No dejo de pensar que en la introducción de Hobsbawm a su Historia del siglo XX comparte  esa preocupación. Sobre todo cuando relata como la visita del presidente Mitterrand a Sarajevo el 28 de junio de 1992, aniversario del asesinato del Archiduque de Austro-Hungría, no fue leída como una advertencia de la posible repetición de la historia con la Guerra de los Balcanes. 

Hobsbawm allí dice que: “La destrucción del pasado, o más bien de los mecanismos sociales que vinculan la experiencia contemporánea del individuo con la de generaciones anteriores, es uno de los fenómenos más característicos y extraños de las postrimerías del siglo xx. En su mayor parte, los jóvenes, hombres y mujeres, de este final de siglo crecen en una suerte de presente permanente sin relación orgánica alguna con el pasado del tiempo en el que viven”.

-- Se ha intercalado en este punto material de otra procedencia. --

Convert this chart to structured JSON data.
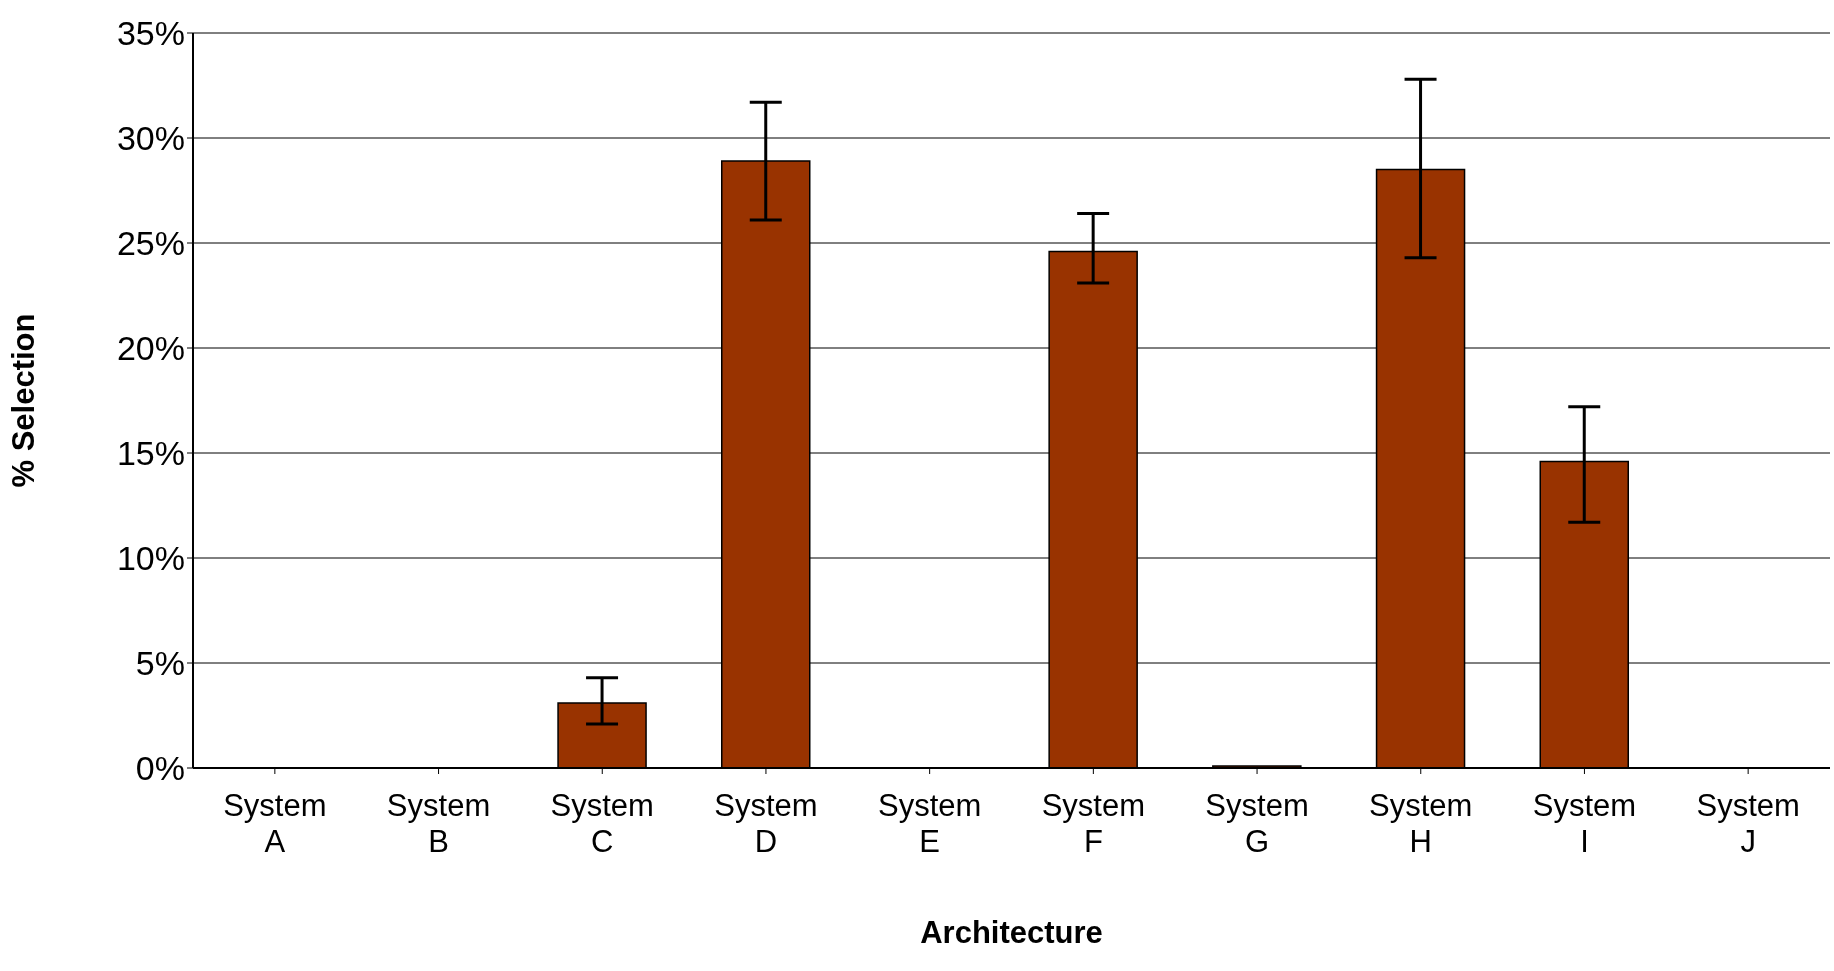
{
  "chart_data": {
    "type": "bar",
    "xlabel": "Architecture",
    "ylabel": "% Selection",
    "categories": [
      "System A",
      "System B",
      "System C",
      "System D",
      "System E",
      "System F",
      "System G",
      "System H",
      "System I",
      "System J"
    ],
    "values": [
      0,
      0,
      3.1,
      28.9,
      0,
      24.6,
      0.1,
      28.5,
      14.6,
      0
    ],
    "errors": [
      null,
      null,
      [
        2.1,
        4.3
      ],
      [
        26.1,
        31.7
      ],
      null,
      [
        23.1,
        26.4
      ],
      null,
      [
        24.3,
        32.8
      ],
      [
        11.7,
        17.2
      ],
      null
    ],
    "color": "#993300",
    "ylim": [
      0,
      35
    ],
    "yticks": [
      {
        "value": 0,
        "label": "0%"
      },
      {
        "value": 5,
        "label": "5%"
      },
      {
        "value": 10,
        "label": "10%"
      },
      {
        "value": 15,
        "label": "15%"
      },
      {
        "value": 20,
        "label": "20%"
      },
      {
        "value": 25,
        "label": "25%"
      },
      {
        "value": 30,
        "label": "30%"
      },
      {
        "value": 35,
        "label": "35%"
      }
    ],
    "grid": "y"
  }
}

Puede decirse de Hobsbawm, como lo hizo el historiador Enzo Traverso, que escribió este libro con un espíritu de izquierdas derrotista, pero no puede negarse, más allá de su juicio, que tuvo una increíble lucidez para comprender que a partir de los años 90’ estaba emergiendo una nueva temporalidad. Una nueva forma de poner en relación tiempo y experiencias, que como señala Frederic Jameson, puede ser considerada pseudohistórica. 

U2 en Until the End of The World ( compuesta para el film homónimo de Win Wenders) narra la historia de dos enamorados que disfrutan de ciertos placeres mientras hablan del fin del mundo. Wenders  va más allá al representar en ese largometraje como rasgo característico de esta época el fin de los grandes relatos, su fragmentación en diversidad de historias, la proliferación de géneros, la imposibilidad de narrar un acontecimiento global, la explosión de la temporalidad. Todos estos cambios parecieran encontrar su punto de partida, su motor y razón de ser, en la premisa de que el mundo se va a acabar.  Sin embargo, lo que demuestra, como lo hace Paul Auster, es que el fin del mundo, de acontecer, es irrepresentable.